В один счастливый для меня день Ламбспринк разрешил нам осмотреть внутренность своей машинерии. Через боковую дверь мы вошли в зал, находящийся под автоматами, и увидели сложнейшую систему зубчатых колес. Конечно же, там было тесно и мрачно, но все эти чудеса произвели такое потрясающее впечатление на мое юное воображение, что сегодня мне кажется, будто я тогда посетил одну из темниц, которые через какие-то две сотни лет изобразит на своих гравюрах Джамбаттиста Пиранези. Это была необычайно сложная система рычагов и приводных ремней, вращавших деревянные шкивы и шестерни, в то время как подвешенные грузы уравновешивали некий часовой механизм, похожий на медленно крутящийся ворот. То, что мне предоставили право лицезреть таинственный механизм, приводящий в движение все это архитектурное великолепие, погрузило меня на долгие недели в состояние, которое я не могу описать иначе, как словами: возбуждение, восторг, восхищение чудом и – уже тогда – любовь к познанию. Хотя в то время я, конечно, не осознавал, что между мастерской метра Ватгейма, феерическими сказками моей, тети Эльзбеты и «Церемониалом величественных фигур» Ламбспринка ткалась сеть внутренних совпадений, подготовивших меня к тому, чтобы открыть себя таким, каким желала меня видеть моя собственная судьба, которая вскоре должна была вывести меня на мой жизненный путь. Ничто не поколеблет моего убеждения в том, что уже с той поры моего несуразного детства я был окончательно предназначен.

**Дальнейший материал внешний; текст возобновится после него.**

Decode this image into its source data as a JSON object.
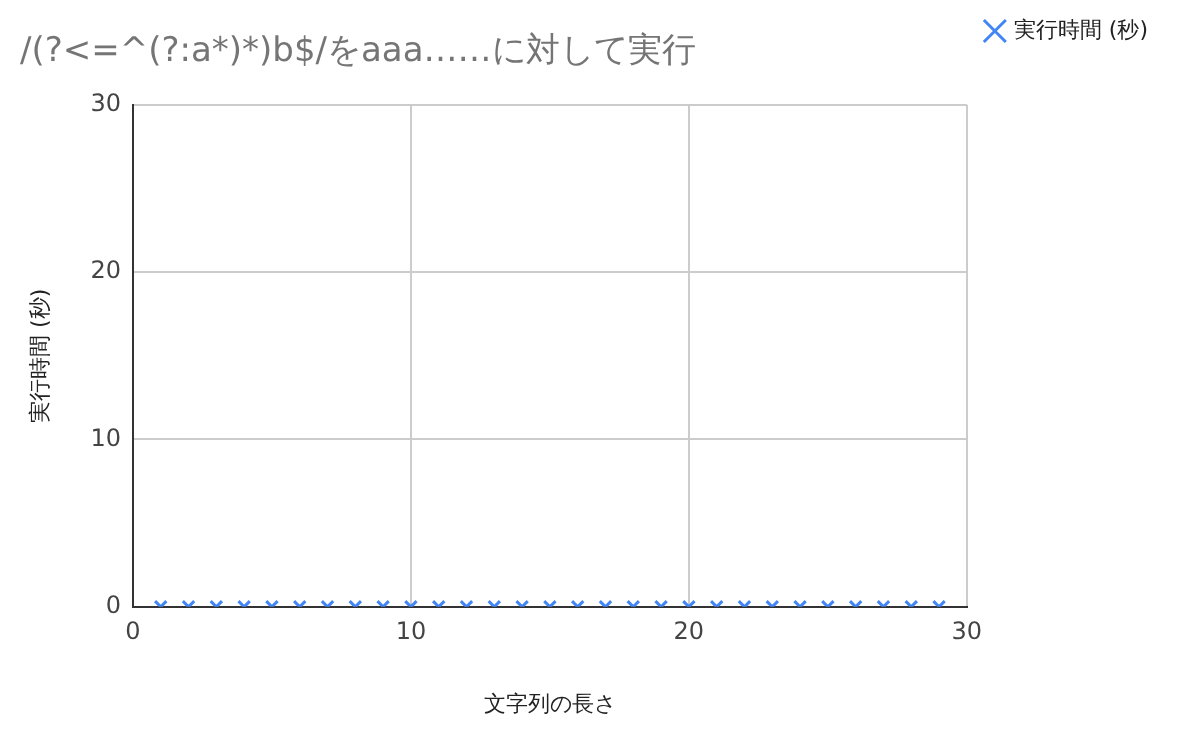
{
  "chart_data": {
    "type": "scatter",
    "title": "/(?<=^(?:a*)*)b$/をaaa……に対して実行",
    "xlabel": "文字列の長さ",
    "ylabel": "実行時間 (秒)",
    "x": [
      1,
      2,
      3,
      4,
      5,
      6,
      7,
      8,
      9,
      10,
      11,
      12,
      13,
      14,
      15,
      16,
      17,
      18,
      19,
      20,
      21,
      22,
      23,
      24,
      25,
      26,
      27,
      28,
      29
    ],
    "series": [
      {
        "name": "実行時間 (秒)",
        "color": "#4285f4",
        "values": [
          0,
          0,
          0,
          0,
          0,
          0,
          0,
          0,
          0,
          0,
          0,
          0,
          0,
          0,
          0,
          0,
          0,
          0,
          0,
          0,
          0,
          0,
          0,
          0,
          0,
          0,
          0,
          0,
          0
        ]
      }
    ],
    "xlim": [
      0,
      30
    ],
    "xticks": [
      0,
      10,
      20,
      30
    ],
    "ylim": [
      0,
      30
    ],
    "yticks": [
      0,
      10,
      20,
      30
    ],
    "grid": true,
    "legend": "top right",
    "marker": "cross"
  }
}
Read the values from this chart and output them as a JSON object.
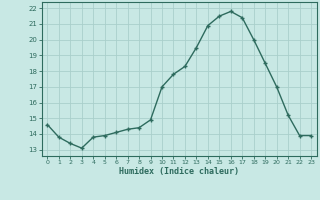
{
  "x": [
    0,
    1,
    2,
    3,
    4,
    5,
    6,
    7,
    8,
    9,
    10,
    11,
    12,
    13,
    14,
    15,
    16,
    17,
    18,
    19,
    20,
    21,
    22,
    23
  ],
  "y": [
    14.6,
    13.8,
    13.4,
    13.1,
    13.8,
    13.9,
    14.1,
    14.3,
    14.4,
    14.9,
    17.0,
    17.8,
    18.3,
    19.5,
    20.9,
    21.5,
    21.8,
    21.4,
    20.0,
    18.5,
    17.0,
    15.2,
    13.9,
    13.9
  ],
  "line_color": "#2e6b5e",
  "bg_color": "#c8e8e4",
  "grid_color": "#aacfcb",
  "xlabel": "Humidex (Indice chaleur)",
  "ylabel_ticks": [
    13,
    14,
    15,
    16,
    17,
    18,
    19,
    20,
    21,
    22
  ],
  "xlim": [
    -0.5,
    23.5
  ],
  "ylim": [
    12.6,
    22.4
  ],
  "marker": "+"
}
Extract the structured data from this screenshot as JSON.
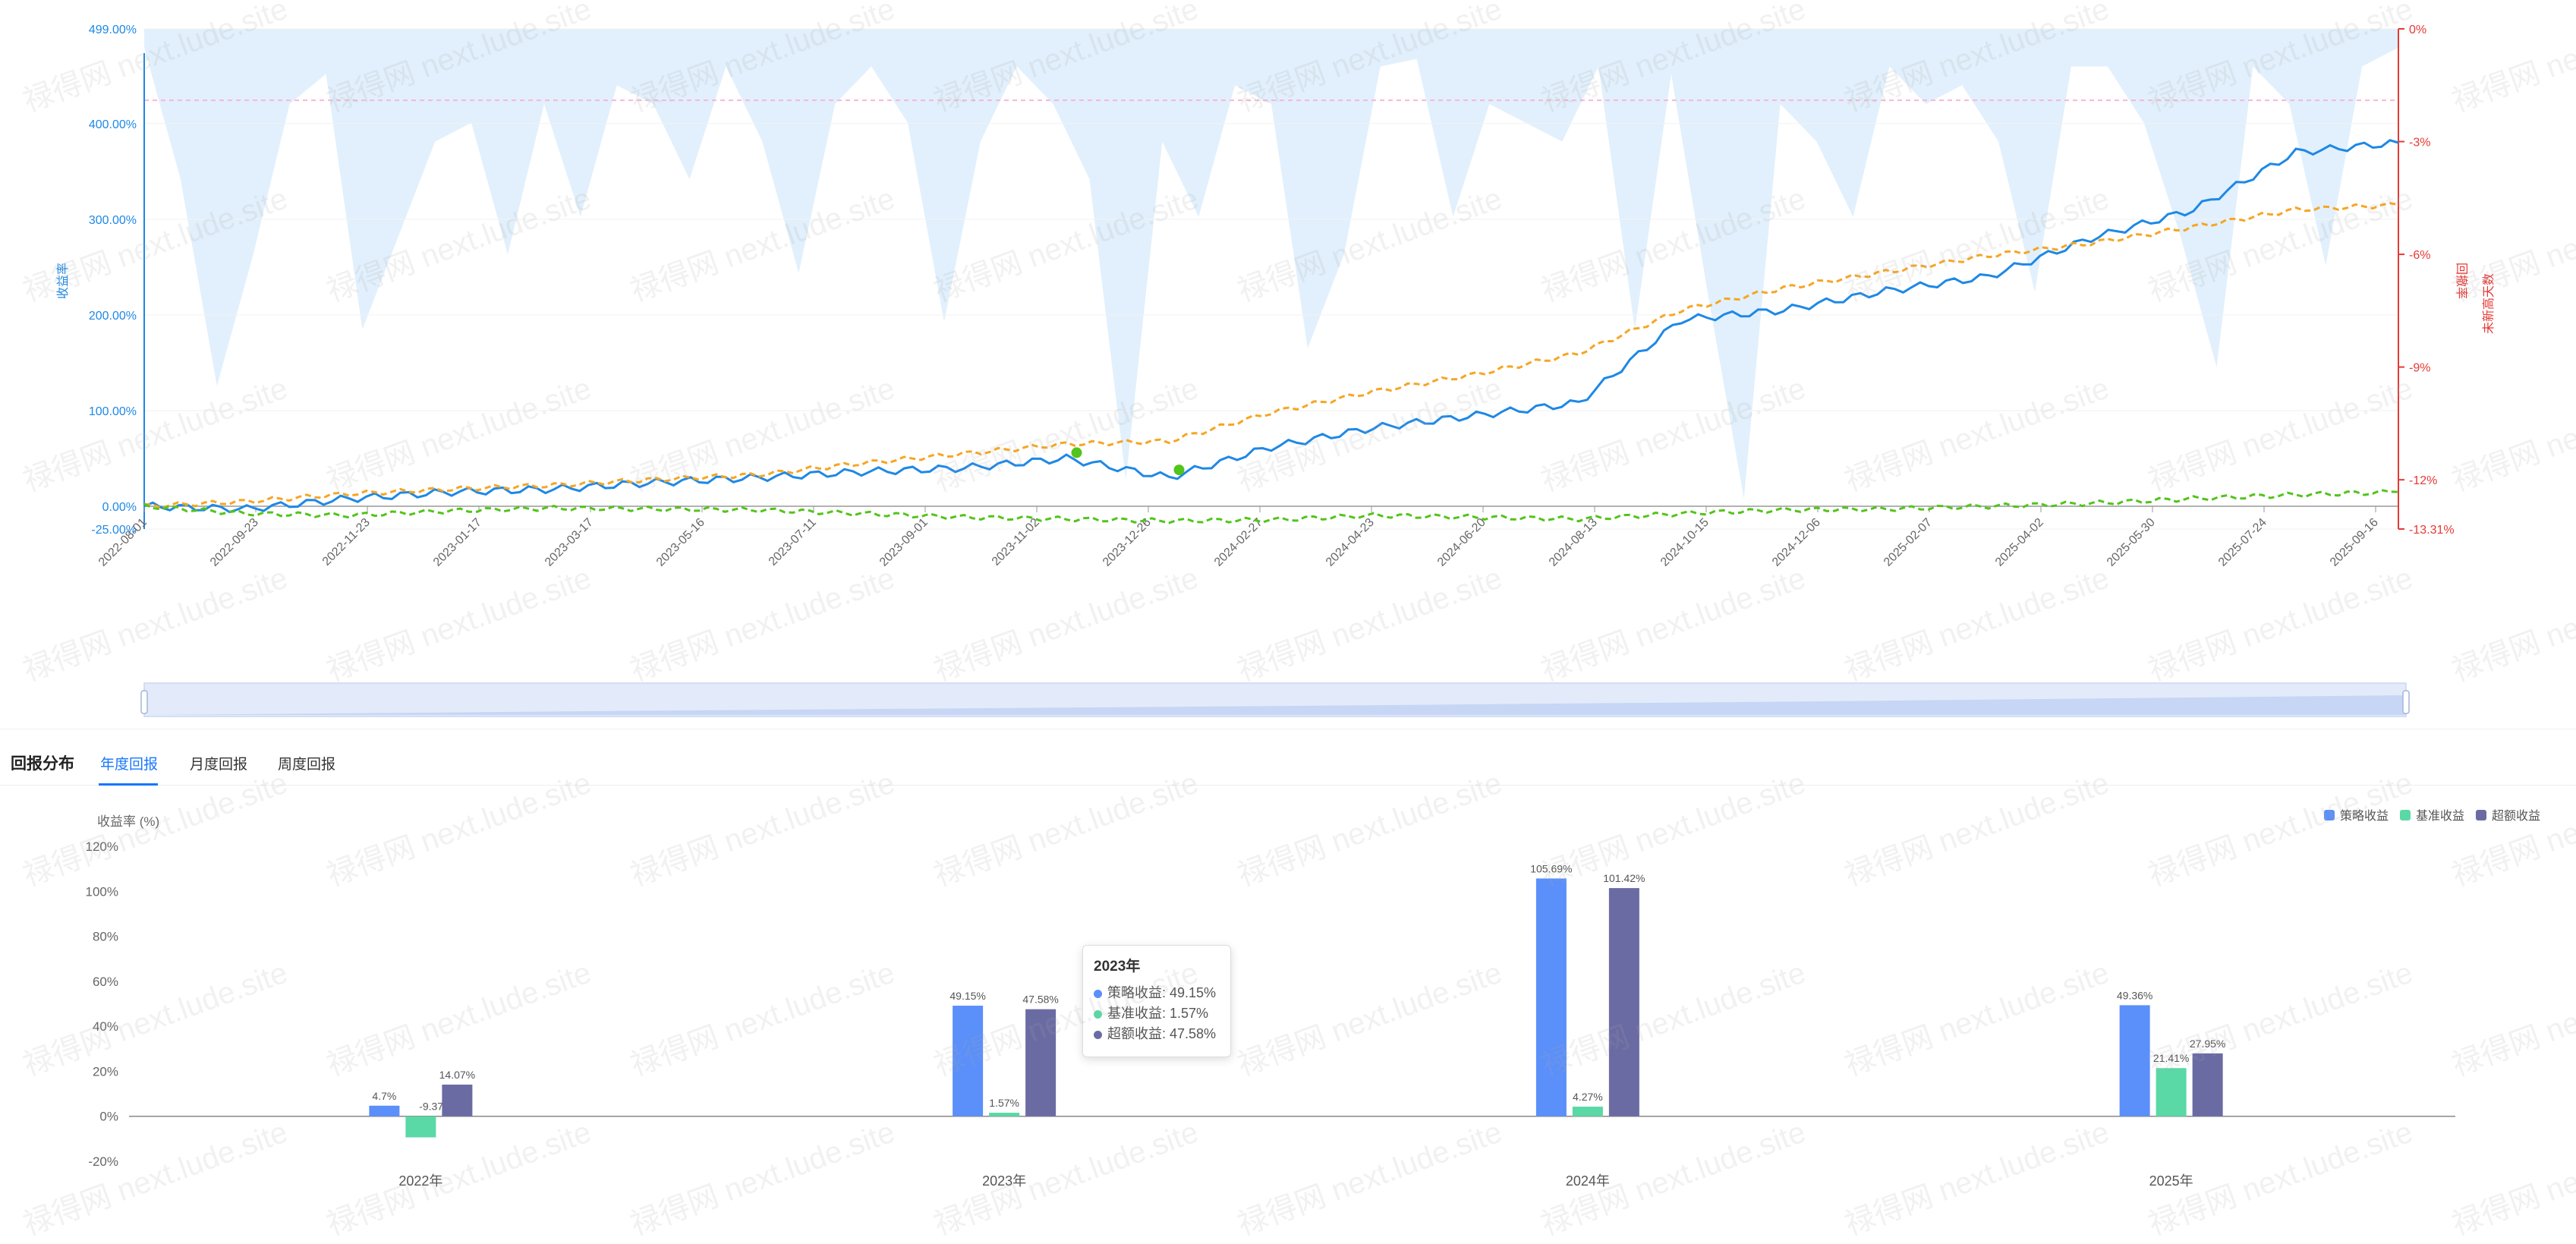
{
  "chart_data": [
    {
      "type": "line",
      "left_axis": {
        "label": "收益率",
        "ticks": [
          "499.00%",
          "400.00%",
          "300.00%",
          "200.00%",
          "100.00%",
          "0.00%",
          "-25.00%"
        ],
        "range": [
          -25,
          499
        ]
      },
      "right_axis": {
        "label": "回撤率",
        "ticks": [
          "0%",
          "-3%",
          "-6%",
          "-9%",
          "-12%",
          "-13.31%"
        ],
        "range": [
          -13.31,
          0
        ]
      },
      "right_axis_2": {
        "label": "未新高天数"
      },
      "x_ticks": [
        "2022-08-01",
        "2022-09-23",
        "2022-11-23",
        "2023-01-17",
        "2023-03-17",
        "2023-05-16",
        "2023-07-11",
        "2023-09-01",
        "2023-11-02",
        "2023-12-26",
        "2024-02-27",
        "2024-04-23",
        "2024-06-20",
        "2024-08-13",
        "2024-10-15",
        "2024-12-06",
        "2025-02-07",
        "2025-04-02",
        "2025-05-30",
        "2025-07-24",
        "2025-09-16"
      ],
      "series": [
        {
          "color": "#1e88e5",
          "style": "solid",
          "values": [
            0,
            -3,
            8,
            15,
            18,
            25,
            30,
            36,
            40,
            50,
            30,
            62,
            82,
            95,
            108,
            195,
            205,
            225,
            240,
            280,
            310,
            370,
            380
          ]
        },
        {
          "color": "#f5a623",
          "style": "dashed",
          "values": [
            0,
            5,
            13,
            18,
            22,
            28,
            33,
            45,
            55,
            65,
            68,
            98,
            120,
            138,
            160,
            205,
            228,
            245,
            262,
            275,
            292,
            310,
            315
          ]
        },
        {
          "color": "#52c41a",
          "style": "dashed",
          "values": [
            0,
            -8,
            -10,
            -5,
            -2,
            -3,
            -4,
            -8,
            -12,
            -14,
            -16,
            -15,
            -10,
            -12,
            -14,
            -8,
            -4,
            -3,
            0,
            3,
            8,
            12,
            15
          ]
        }
      ],
      "drawdown": {
        "color": "#dcedfb",
        "values": [
          -0.5,
          -4,
          -9.5,
          -6,
          -2,
          -1.2,
          -8,
          -5.5,
          -3,
          -2.5,
          -6,
          -2,
          -5,
          -1.5,
          -2,
          -4,
          -1,
          -3,
          -6.5,
          -2,
          -1,
          -2.5,
          -7.8,
          -3,
          -1,
          -2,
          -4,
          -12,
          -3,
          -5,
          -1.5,
          -2,
          -8.5,
          -6,
          -1,
          -0.8,
          -5,
          -2,
          -2.5,
          -3,
          -1,
          -8,
          -1.2,
          -7,
          -12.5,
          -2,
          -3,
          -5,
          -1,
          -2,
          -1.5,
          -3,
          -7,
          -1,
          -1,
          -2.5,
          -5.5,
          -9,
          -1,
          -2,
          -6.3,
          -1,
          -0.5
        ]
      },
      "dd_reference": -1.9,
      "markers": [
        {
          "x_index": 9.1,
          "y": 56,
          "color": "#52c41a"
        },
        {
          "x_index": 10.1,
          "y": 38,
          "color": "#52c41a"
        }
      ]
    },
    {
      "type": "bar",
      "ylabel": "收益率 (%)",
      "ylim": [
        -20,
        120
      ],
      "y_ticks": [
        "120%",
        "100%",
        "80%",
        "60%",
        "40%",
        "20%",
        "0%",
        "-20%"
      ],
      "categories": [
        "2022年",
        "2023年",
        "2024年",
        "2025年"
      ],
      "series": [
        {
          "name": "策略收益",
          "color": "#5b8ff9",
          "values": [
            4.7,
            49.15,
            105.69,
            49.36
          ],
          "labels": [
            "4.7%",
            "49.15%",
            "105.69%",
            "49.36%"
          ]
        },
        {
          "name": "基准收益",
          "color": "#5ad8a6",
          "values": [
            -9.37,
            1.57,
            4.27,
            21.41
          ],
          "labels": [
            "-9.37%",
            "1.57%",
            "4.27%",
            "21.41%"
          ]
        },
        {
          "name": "超额收益",
          "color": "#6b6ba3",
          "values": [
            14.07,
            47.58,
            101.42,
            27.95
          ],
          "labels": [
            "14.07%",
            "47.58%",
            "101.42%",
            "27.95%"
          ]
        }
      ]
    }
  ],
  "tabs": {
    "title": "回报分布",
    "items": [
      "年度回报",
      "月度回报",
      "周度回报"
    ],
    "active": 0
  },
  "tooltip": {
    "title": "2023年",
    "rows": [
      {
        "text": "策略收益: 49.15%",
        "color": "#5b8ff9"
      },
      {
        "text": "基准收益: 1.57%",
        "color": "#5ad8a6"
      },
      {
        "text": "超额收益: 47.58%",
        "color": "#6b6ba3"
      }
    ]
  },
  "watermark": "禄得网 next.lude.site"
}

Во всем остальном я был обыкновенным мальчиком. Домашний учитель занимался моим воспитанием. Я усваивал его уроки со значительным отставанием от программы. И дело вовсе не в том, что я был ленив и невнимателен, просто мне было чрезвычайно тяжело согласиться с тем, что все, чему меня научали, имело смысл. Игра и чудеса так сильно занимали мое воображение, что и древние греки, и латиняне казались мне плодом воображения ученых-схоластов. По-настоящему я увлекался только рисованием и долгие часы проводил с карандашом в руках, воспроизводя на бумаге все, что попадалось мне на глаза. Что же касается арифметики, астрономии, то разве это не выдумка арабов? Правда, нескончаемые уроки по богословию, которыми меня щедро пичкали, иногда погружали меня в состояние крайней задумчивости. Там гораздо больше говорили о борьбе Лютера против Рима, нежели о Боге, не забывая, впрочем, силлогизмов, вышедших еще из стен Сорбонны. Это была претенциозная дребедень, где все смешалось, где все было опрокинуто вверх ногами и дном. Я выбирался из-под нее, словно из-под обломков землетрясения, весь всклокоченный и с полными волосами штукатурного мусора.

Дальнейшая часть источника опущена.